Playing fair in the US Attorney's office

August 28, 2013 

A United States attorney is appointed by and serves at the pleasure of the president of the United States, often handling high-profile federal prosecutions. And though being a “USA,” as lawyers call it, is landing a political appointment, the ideal is that the roughly 100 staff members in the office, about half of them lawyers, should be nonpartisan and even nonpolitical.

In North Carolina, the office became somewhat controversial under Republican appointee George Holding, named by President George W. Bush, because of a number of investigations and prosecutions of Democrats.

Holding resigned the office after extending his stay to continue the investigation of former Sen. John Edwards in a campaign finance case. Edwards was acquitted of one charge, and the jury deadlocked on others as some lawyers criticized bringing the case at all. But that is a judgment call. Holding is now the U.S. congressman from North Carolina’s 13th District.

What must not be in question is whether the USA office plays by the rules when it comes to individual cases. And the U.S. Fourth Circuit Court of Appeals, a most serious group indeed, has raised stern questions about the office’s failure to share some evidence in a timely fashion with defendants as required by the rules of discovery. A couple of cases cited happened when Holding was in office; the other was under current U.S. Attorney Thomas Walker, appointed by President Obama.

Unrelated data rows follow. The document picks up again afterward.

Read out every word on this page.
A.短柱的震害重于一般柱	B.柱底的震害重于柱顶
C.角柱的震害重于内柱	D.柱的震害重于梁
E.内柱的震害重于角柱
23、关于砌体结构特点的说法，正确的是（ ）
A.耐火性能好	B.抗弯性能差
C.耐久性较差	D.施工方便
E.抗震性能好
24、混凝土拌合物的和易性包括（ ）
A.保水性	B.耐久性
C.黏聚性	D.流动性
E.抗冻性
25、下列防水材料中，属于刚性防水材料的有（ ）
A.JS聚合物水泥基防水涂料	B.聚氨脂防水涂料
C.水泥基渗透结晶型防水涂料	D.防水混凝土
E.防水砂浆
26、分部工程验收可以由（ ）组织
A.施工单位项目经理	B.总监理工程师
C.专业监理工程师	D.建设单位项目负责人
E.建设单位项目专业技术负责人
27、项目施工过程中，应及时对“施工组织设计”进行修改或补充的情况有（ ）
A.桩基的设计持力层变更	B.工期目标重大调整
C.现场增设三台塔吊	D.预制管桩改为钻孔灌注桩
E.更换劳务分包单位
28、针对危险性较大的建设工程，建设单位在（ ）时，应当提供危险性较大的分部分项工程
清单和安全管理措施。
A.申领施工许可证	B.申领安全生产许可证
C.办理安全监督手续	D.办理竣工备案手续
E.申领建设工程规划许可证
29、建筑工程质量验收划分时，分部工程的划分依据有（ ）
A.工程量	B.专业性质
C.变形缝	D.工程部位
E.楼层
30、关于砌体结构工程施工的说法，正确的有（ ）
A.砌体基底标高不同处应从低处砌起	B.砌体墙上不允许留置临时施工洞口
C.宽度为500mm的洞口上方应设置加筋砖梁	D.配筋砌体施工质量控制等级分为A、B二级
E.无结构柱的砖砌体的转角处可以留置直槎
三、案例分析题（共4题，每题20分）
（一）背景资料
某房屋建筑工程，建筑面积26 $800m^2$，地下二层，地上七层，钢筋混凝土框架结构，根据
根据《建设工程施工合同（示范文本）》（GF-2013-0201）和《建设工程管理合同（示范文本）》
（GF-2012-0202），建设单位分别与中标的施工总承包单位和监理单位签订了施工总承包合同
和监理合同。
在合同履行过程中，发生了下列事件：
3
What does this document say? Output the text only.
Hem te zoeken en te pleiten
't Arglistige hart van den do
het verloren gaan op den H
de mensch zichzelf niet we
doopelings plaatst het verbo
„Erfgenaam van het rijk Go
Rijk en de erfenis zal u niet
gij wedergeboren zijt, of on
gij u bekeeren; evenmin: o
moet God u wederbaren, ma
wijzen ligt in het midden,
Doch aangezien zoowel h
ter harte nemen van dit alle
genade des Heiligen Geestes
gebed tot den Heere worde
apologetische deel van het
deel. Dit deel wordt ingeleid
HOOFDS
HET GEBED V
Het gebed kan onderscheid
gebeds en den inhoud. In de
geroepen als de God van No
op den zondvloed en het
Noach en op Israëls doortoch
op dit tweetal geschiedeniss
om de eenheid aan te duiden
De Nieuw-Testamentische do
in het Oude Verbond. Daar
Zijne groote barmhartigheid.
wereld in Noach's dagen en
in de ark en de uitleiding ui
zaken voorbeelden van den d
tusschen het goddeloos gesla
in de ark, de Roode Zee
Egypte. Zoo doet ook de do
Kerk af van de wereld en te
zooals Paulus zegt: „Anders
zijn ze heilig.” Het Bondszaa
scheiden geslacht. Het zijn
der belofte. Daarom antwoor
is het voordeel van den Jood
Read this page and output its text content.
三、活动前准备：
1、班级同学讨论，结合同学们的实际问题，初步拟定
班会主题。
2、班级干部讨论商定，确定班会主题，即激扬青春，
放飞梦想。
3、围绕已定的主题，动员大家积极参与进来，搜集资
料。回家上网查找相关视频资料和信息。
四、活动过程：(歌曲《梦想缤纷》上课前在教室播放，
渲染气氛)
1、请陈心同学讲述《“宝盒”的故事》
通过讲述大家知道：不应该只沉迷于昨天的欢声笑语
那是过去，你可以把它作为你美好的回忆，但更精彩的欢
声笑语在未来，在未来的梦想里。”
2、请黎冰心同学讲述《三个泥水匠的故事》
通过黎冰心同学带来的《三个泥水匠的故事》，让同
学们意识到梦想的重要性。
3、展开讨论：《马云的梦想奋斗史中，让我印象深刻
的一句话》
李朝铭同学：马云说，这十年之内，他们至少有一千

Among the problems were failing to give a defendant a full case file until a week before a trial, not turning over evidence to a defendant in a firearms case and allowing the false testimony of a witness to stand without correction. As these failures could affect the outcome of a trial, they’re serious. And the court has sent information to the office of U.S. Attorney General Eric Holder, where it will get scrutiny.

Following the rule of law must be the only acceptable goal for a person with a powerful office such as federal prosecutor. Walker is appropriately determined to stop any problems. When the prosecution doesn’t play fair, innocent people can be harmed, and the system of justice is undermined.